La señora Ruby Ausberry se tomó un sedante ligero y se pasó durmiendo seis de las ocho horas que le llevó volar de Milán al Aeropuerto Internacional Dulles. El café tibio que les sirvieron poco antes de tomar tierra no le sirvió demasiado para despejarse y, mientras el 747 rodaba hacia la puerta, volvió a quedarse medio dormida. Se olvidó de la postal de cumpleaños mientras los acompañaban a los vehículos de transporte de ganado que aguardaban junto a la pista y los conducían a la terminal principal. Y también se olvidó de ella cuando vio a su querida nieta esperándola en la puerta de llegadas.

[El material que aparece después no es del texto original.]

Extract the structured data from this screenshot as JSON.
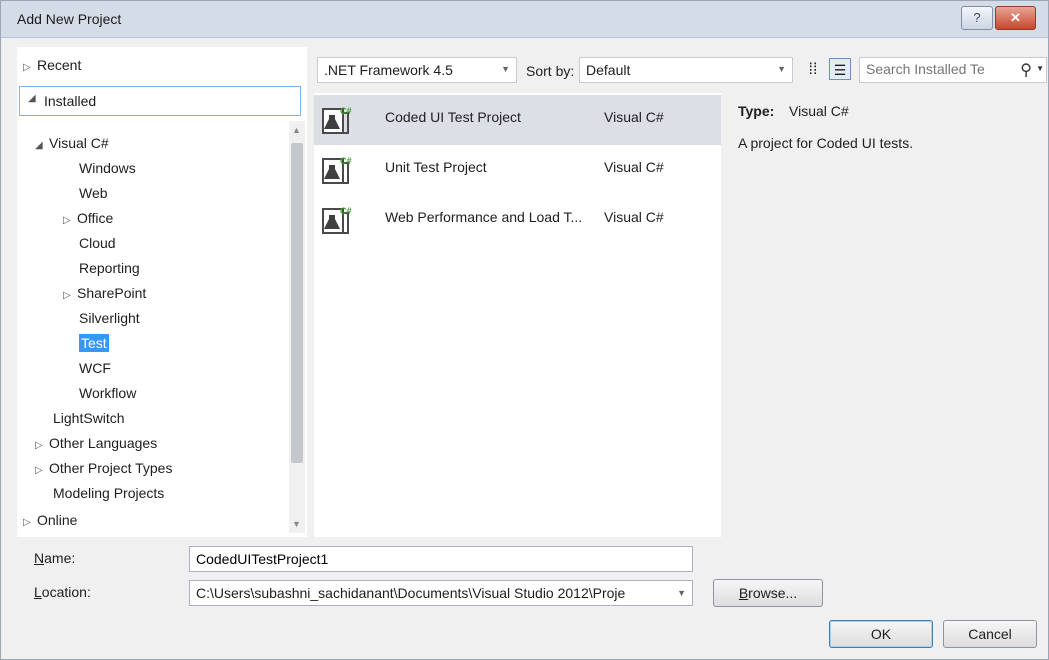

Se olvidó de ella hasta que estuvo sana y salva en su casa de York, Pennsylvania, y empezó a buscar un recuerdo en su bolso de bandolera.

—Oh, Dios mío —exclamó al ver caer la postal al suelo de la cocina—. Tenía que haberlo echado al correo en el aeropuerto.

Después le contó a su nieta la historia del pobre hombre de Milán que había perdido el pasaporte y no podría estar presente en el noventa cumpleaños de su padre.

Su nieta examinó el sobre.

—No parece una postal de cumpleaños. —Estudió la dirección: «R. N. Backman, Abogado, 412 Main Street, Culpeper, Virginia, 22701»—. No hay remite —añadió.

—La echaré al correo mañana mismo a primera hora —dijo la señora Ausberry—. Espero que llegue antes del cumpleaños.